Quase completas, as The Voice Kids seguem desenhando o mapa dos talentos mirins do momento. Conduzido com simpatia por Antonella Clerici, o programa da Rai 1 avançou para mais uma noite de Blind Auditions, e agora faltam apenas duas edições para que as equipes fiquem definitivamente fechadas e o show entre no próximo ato: as Battles.
O que vemos nesta fase é, ao mesmo tempo, um repertório de vozes e um espelho do nosso tempo: jovens intérpretes que trazem memórias musicais da família, escolhas de repertório que reverberam identidades regionais e influências pop globais. Como uma cena cuidadosamente dirigida, cada Blind Audition revela não só o talento, mas também o roteiro oculto que determinará alianças entre coaches e prodígios.
Após a segunda noite, as formações parciais das equipes estão assim compostas:
- Team Arisa: Francesca, Angelo, Anna e Ginevra S. — nesta rodada, Arisa usou seu Superpass para garantir Ginevra S., movimento estratégico que pode alterar o eco cultural da competição.
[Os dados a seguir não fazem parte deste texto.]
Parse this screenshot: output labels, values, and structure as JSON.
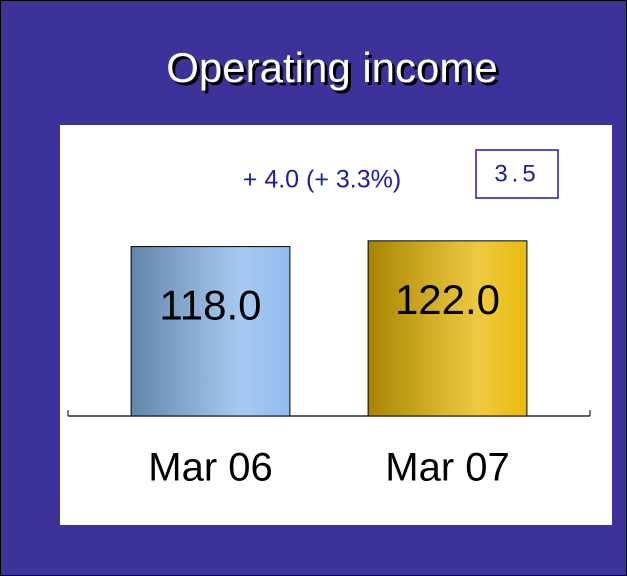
{
  "chart_data": {
    "type": "bar",
    "title": "Operating income",
    "categories": [
      "Mar 06",
      "Mar 07"
    ],
    "values": [
      118,
      122
    ],
    "value_labels": [
      "118.0",
      "122.0"
    ],
    "colors": [
      "#8ab8ec",
      "#e8b800"
    ],
    "ylim": [
      0,
      140
    ],
    "annotation": "+ 4.0 (+ 3.3%)",
    "box_label": "3.5"
  }
}
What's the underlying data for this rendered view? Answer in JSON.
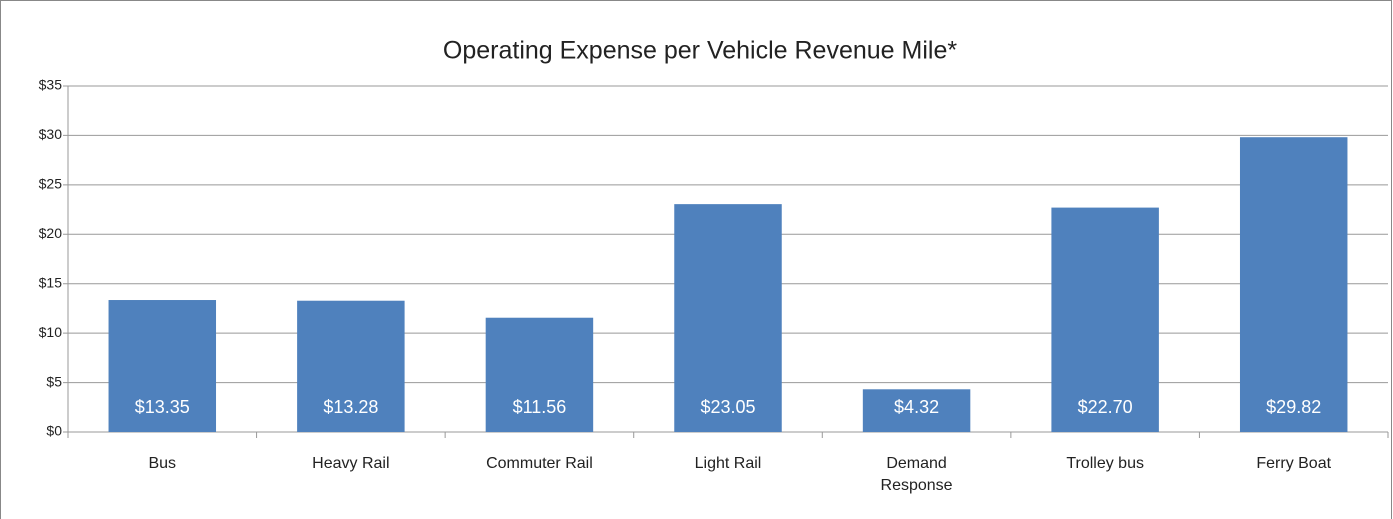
{
  "chart_data": {
    "type": "bar",
    "title": "Operating Expense per Vehicle Revenue Mile*",
    "categories": [
      "Bus",
      "Heavy Rail",
      "Commuter Rail",
      "Light Rail",
      "Demand Response",
      "Trolley bus",
      "Ferry Boat"
    ],
    "values": [
      13.35,
      13.28,
      11.56,
      23.05,
      4.32,
      22.7,
      29.82
    ],
    "value_labels": [
      "$13.35",
      "$13.28",
      "$11.56",
      "$23.05",
      "$4.32",
      "$22.70",
      "$29.82"
    ],
    "color": "#4f81bd",
    "ylim": [
      0,
      35
    ],
    "yticks": [
      {
        "value": 0,
        "label": "$0"
      },
      {
        "value": 5,
        "label": "$5"
      },
      {
        "value": 10,
        "label": "$10"
      },
      {
        "value": 15,
        "label": "$15"
      },
      {
        "value": 20,
        "label": "$20"
      },
      {
        "value": 25,
        "label": "$25"
      },
      {
        "value": 30,
        "label": "$30"
      },
      {
        "value": 35,
        "label": "$35"
      }
    ],
    "grid": true
  }
}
- Team Loredana Bertè: Serena, Maya, Emma B., Ginevra, Briana e Riccardo — vale lembrar que, na primeira noite de Blind Auditions, Loredana Bertè já havia acionado seu Superpass em favor de Emma B., enviando-a diretamente à final e sublinhando o tom dramático e definitivo desse recurso.
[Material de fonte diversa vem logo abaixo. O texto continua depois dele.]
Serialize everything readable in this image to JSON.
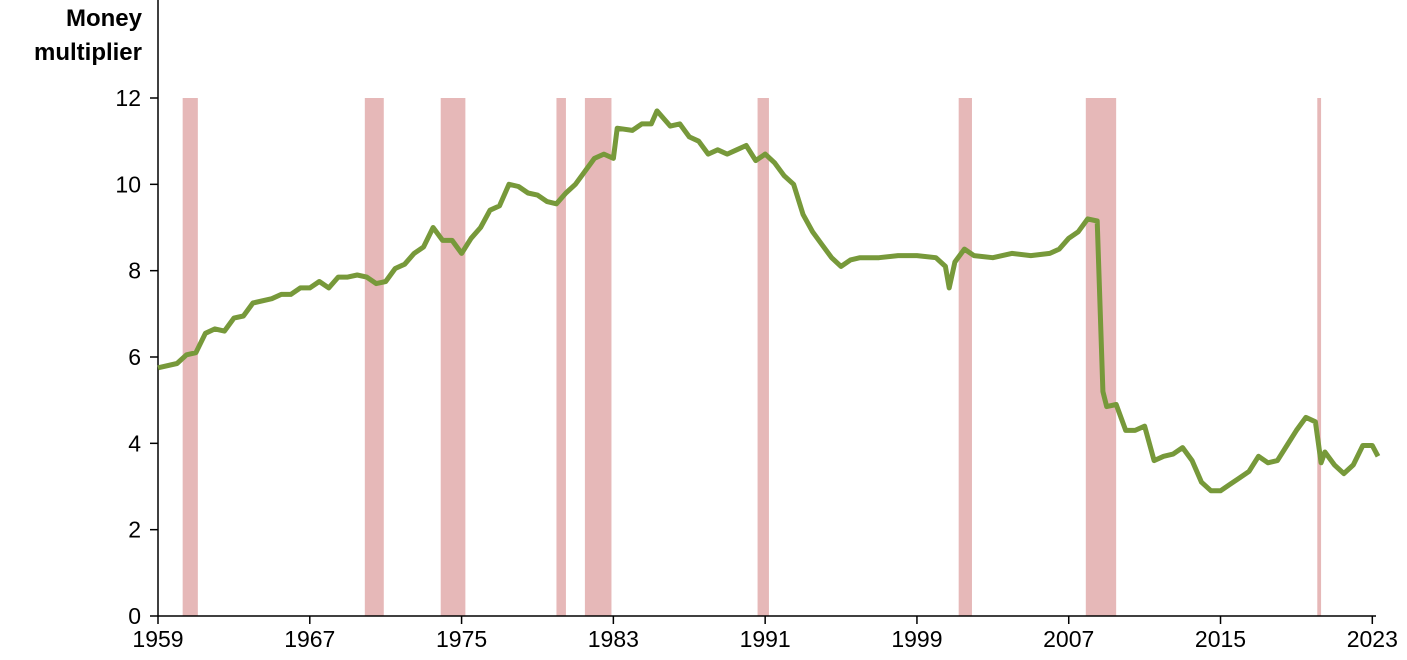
{
  "chart_data": {
    "type": "line",
    "y_label": "Money multiplier",
    "x": [
      1959,
      1960,
      1960.5,
      1961,
      1961.5,
      1962,
      1962.5,
      1963,
      1963.5,
      1964,
      1965,
      1965.5,
      1966,
      1966.5,
      1967,
      1967.5,
      1968,
      1968.5,
      1969,
      1969.5,
      1970,
      1970.5,
      1971,
      1971.5,
      1972,
      1972.5,
      1973,
      1973.5,
      1974,
      1974.5,
      1975,
      1975.5,
      1976,
      1976.5,
      1977,
      1977.5,
      1978,
      1978.5,
      1979,
      1979.5,
      1980,
      1980.5,
      1981,
      1981.5,
      1982,
      1982.5,
      1983,
      1983.2,
      1984,
      1984.5,
      1985,
      1985.3,
      1986,
      1986.5,
      1987,
      1987.5,
      1988,
      1988.5,
      1989,
      1989.5,
      1990,
      1990.5,
      1991,
      1991.5,
      1992,
      1992.5,
      1993,
      1993.5,
      1994,
      1994.5,
      1995,
      1995.5,
      1996,
      1997,
      1998,
      1999,
      2000,
      2000.5,
      2000.7,
      2001,
      2001.5,
      2002,
      2003,
      2004,
      2005,
      2006,
      2006.5,
      2007,
      2007.5,
      2008,
      2008.5,
      2008.8,
      2009,
      2009.5,
      2010,
      2010.5,
      2011,
      2011.5,
      2012,
      2012.5,
      2013,
      2013.5,
      2014,
      2014.5,
      2015,
      2015.5,
      2016,
      2016.5,
      2017,
      2017.5,
      2018,
      2018.5,
      2019,
      2019.5,
      2020,
      2020.3,
      2020.5,
      2021,
      2021.5,
      2022,
      2022.5,
      2023,
      2023.3
    ],
    "series": [
      {
        "name": "Money multiplier",
        "color": "#77993a",
        "values": [
          5.75,
          5.85,
          6.05,
          6.1,
          6.55,
          6.65,
          6.6,
          6.9,
          6.95,
          7.25,
          7.35,
          7.45,
          7.45,
          7.6,
          7.6,
          7.75,
          7.6,
          7.85,
          7.85,
          7.9,
          7.85,
          7.7,
          7.75,
          8.05,
          8.15,
          8.4,
          8.55,
          9.0,
          8.7,
          8.7,
          8.4,
          8.75,
          9.0,
          9.4,
          9.5,
          10.0,
          9.95,
          9.8,
          9.75,
          9.6,
          9.55,
          9.8,
          10.0,
          10.3,
          10.6,
          10.7,
          10.6,
          11.3,
          11.25,
          11.4,
          11.4,
          11.7,
          11.35,
          11.4,
          11.1,
          11.0,
          10.7,
          10.8,
          10.7,
          10.8,
          10.9,
          10.55,
          10.7,
          10.5,
          10.2,
          10.0,
          9.3,
          8.9,
          8.6,
          8.3,
          8.1,
          8.25,
          8.3,
          8.3,
          8.35,
          8.35,
          8.3,
          8.1,
          7.6,
          8.2,
          8.5,
          8.35,
          8.3,
          8.4,
          8.35,
          8.4,
          8.5,
          8.75,
          8.9,
          9.2,
          9.15,
          5.2,
          4.85,
          4.9,
          4.3,
          4.3,
          4.4,
          3.6,
          3.7,
          3.75,
          3.9,
          3.6,
          3.1,
          2.9,
          2.9,
          3.05,
          3.2,
          3.35,
          3.7,
          3.55,
          3.6,
          3.95,
          4.3,
          4.6,
          4.5,
          3.55,
          3.8,
          3.5,
          3.3,
          3.5,
          3.95,
          3.95,
          3.7
        ]
      }
    ],
    "recessions": [
      [
        1960.3,
        1961.1
      ],
      [
        1969.9,
        1970.9
      ],
      [
        1973.9,
        1975.2
      ],
      [
        1980.0,
        1980.5
      ],
      [
        1981.5,
        1982.9
      ],
      [
        1990.6,
        1991.2
      ],
      [
        2001.2,
        2001.9
      ],
      [
        2007.9,
        2009.5
      ],
      [
        2020.1,
        2020.3
      ]
    ],
    "recession_color": "#e6b8b8",
    "xlim": [
      1959,
      2023.3
    ],
    "xticks": [
      1959,
      1967,
      1975,
      1983,
      1991,
      1999,
      2007,
      2015,
      2023
    ],
    "ylim": [
      0,
      12
    ],
    "yticks": [
      0,
      2,
      4,
      6,
      8,
      10,
      12
    ]
  }
}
- Team Nek: Giovanni, Emma M., Alessia, Adriana e Leonardo — um time que combina timbres variados, pronto para ser lapidado pelas escolhas do coach.
- Team Clementino-Rocco Hunt: Graziano, Francesco, Raffaello, Andrea e Michela — a dupla de coaches tem trabalhado como um duo de diretores, desenhando um repertório que mistura atitude e técnica.
As equipes serão oficialmente completadas ao término da quarta edição, marcada para 28 de janeiro. A expectativa agora é observar como cada coach utilizará seus instrumentos estratégicos — o Superpass, sobretudo — e de que forma as próximas seleções vão redesenhar o mapa competitivo antes das Battles.
Do ponto de vista cultural, o que torna este formato fascinante é a condensação de narrativas: cada escolha de coach é uma edição do roteiro coletivo que, episódio a episódio, nos oferece um refrão do zeitgeist. A performance de uma criança em palco pode ser lida como um microfilme, carregado de referências familiares e sociais, que explica por que certas vozes são imediatamente selecionadas pelos jurados e outras seguem em busca do seu lugar.
Nos próximos programas, será interessante observar se os Superpass serão usados com ousadia ou parcimônia, e como os coaches equilibrarão critérios técnicos e potenciais de mercado. Em suma, estamos diante de um cenário de transformação: as Blind Auditions funcionam como uma sala de edição em que se decide, timbre a timbre, o futuro sonoro desses jovens artistas.
Fique atento: com as equipes quase formadas, cada novo episódio tem o potencial de reconfigurar alianças e surpreender o público — exatamente como um bom roteiro cinematográfico deveria fazer.